There is my implementation :
FactoryTest is the singleton, contening the hashtable with instances
ProxyTest is the class which contains information about each instances of distant webservices
There is the code of FactoryTest :
using System;
using System.Collections.Generic;
using System.Linq;
using System.Web;
using WcfSamples.DynamicProxy;
using System.Threading;
using System.Collections;
namespace WS_Generic
{
public sealed class FactoryTest
{
private static object syncRoot = new Object();
private static Hashtable hashFactory = new Hashtable();
public static DynamicProxy getProxy(String sServiceWsdl, String sContract)
{
if (hashFactory[sServiceWsdl] == null || ((ProxyTest)hashFactory[sServiceWsdl]).getTimeFromCreation().TotalSeconds > 60 * 60 * 6)
{
lock (syncRoot)
{
if (hashFactory[sServiceWsdl] == null || ((ProxyTest)hashFactory[sServiceWsdl]).getTimeFromCreation().TotalSeconds > 60 * 60 * 6)
{
hashFactory.Add(sServiceWsdl, new ProxyTest(sServiceWsdl, sContract));
}
}
}
return ((ProxyTest)hashFactory[sServiceWsdl]).getProxy();
}
public static bool isProxyExists(String sServiceWsdl, String sContract)
{
lock (syncRoot)
{
return hashFactory[sServiceWsdl] == null ? false : true;
}
}
}
}
There is the code of ProxyTest :
using System;
using System.Collections.Generic;
using System.Linq;
using System.Web;
using WcfSamples.DynamicProxy;
namespace WS_Generic
{
public class ProxyTest
{
private DateTime instanceCreation;
private String sServiceWsdl;
private String sContract;
private DynamicProxyFactory factory;
private volatile DynamicProxy proxy;
public ProxyTest(String sServiceWsdl, String sContract)
{
instanceCreation = DateTime.Now;
this.sServiceWsdl = sServiceWsdl;
this.sContract = sContract;
this.factory = new DynamicProxyFactory(this.sServiceWsdl);
this.proxy = factory.CreateProxy(this.sContract);
}
public DynamicProxy getProxy()
{
return proxy;
}
public TimeSpan getTimeFromCreation()
{
return DateTime.Now.Subtract(instanceCreation);
}
}
}
The problem is the webservice seems to reset the static status of FactoryTest after each call. So each time I called the webservice, my hashtable is empty and the factory create a new instance.

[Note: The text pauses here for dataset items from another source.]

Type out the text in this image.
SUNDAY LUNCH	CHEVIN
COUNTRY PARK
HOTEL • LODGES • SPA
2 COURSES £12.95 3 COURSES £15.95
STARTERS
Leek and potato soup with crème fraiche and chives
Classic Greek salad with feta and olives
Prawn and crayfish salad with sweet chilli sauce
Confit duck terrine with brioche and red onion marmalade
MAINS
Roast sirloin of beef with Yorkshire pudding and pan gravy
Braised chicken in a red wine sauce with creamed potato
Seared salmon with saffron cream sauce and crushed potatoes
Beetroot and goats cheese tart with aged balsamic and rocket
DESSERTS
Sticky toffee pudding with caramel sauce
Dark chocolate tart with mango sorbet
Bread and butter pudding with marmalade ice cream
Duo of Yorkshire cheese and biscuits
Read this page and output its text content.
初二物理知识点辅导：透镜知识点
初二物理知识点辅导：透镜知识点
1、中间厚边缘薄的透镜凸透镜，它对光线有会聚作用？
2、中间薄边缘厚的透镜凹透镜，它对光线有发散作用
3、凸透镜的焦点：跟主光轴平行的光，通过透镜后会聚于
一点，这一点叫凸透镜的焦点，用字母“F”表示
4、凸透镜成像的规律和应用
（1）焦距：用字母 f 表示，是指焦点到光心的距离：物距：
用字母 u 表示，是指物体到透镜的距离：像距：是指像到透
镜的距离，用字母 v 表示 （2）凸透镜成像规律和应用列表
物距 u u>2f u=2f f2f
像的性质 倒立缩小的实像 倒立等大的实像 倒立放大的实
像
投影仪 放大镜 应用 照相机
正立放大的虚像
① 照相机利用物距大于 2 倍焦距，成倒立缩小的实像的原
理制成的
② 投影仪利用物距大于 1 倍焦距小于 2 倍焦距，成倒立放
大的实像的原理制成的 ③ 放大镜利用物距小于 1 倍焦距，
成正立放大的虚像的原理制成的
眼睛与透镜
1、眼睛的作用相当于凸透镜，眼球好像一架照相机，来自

If anybody had already the problem of share datas between differents threads in WCF webservice (and found the solution), thanks in advance to give me some tips :)
PS : Sorry for my english, that's not my native language
If you store data in static variable WCF itself will not affect their purging. The problem must be somewhere else (application restart, app domain recreation, etc.).
Btw. this solution has only very limited usage because long living shared proxies should not be used and in many cases it can result in unexpected behavior. It can perhaps work only for services using basicHttpBinding.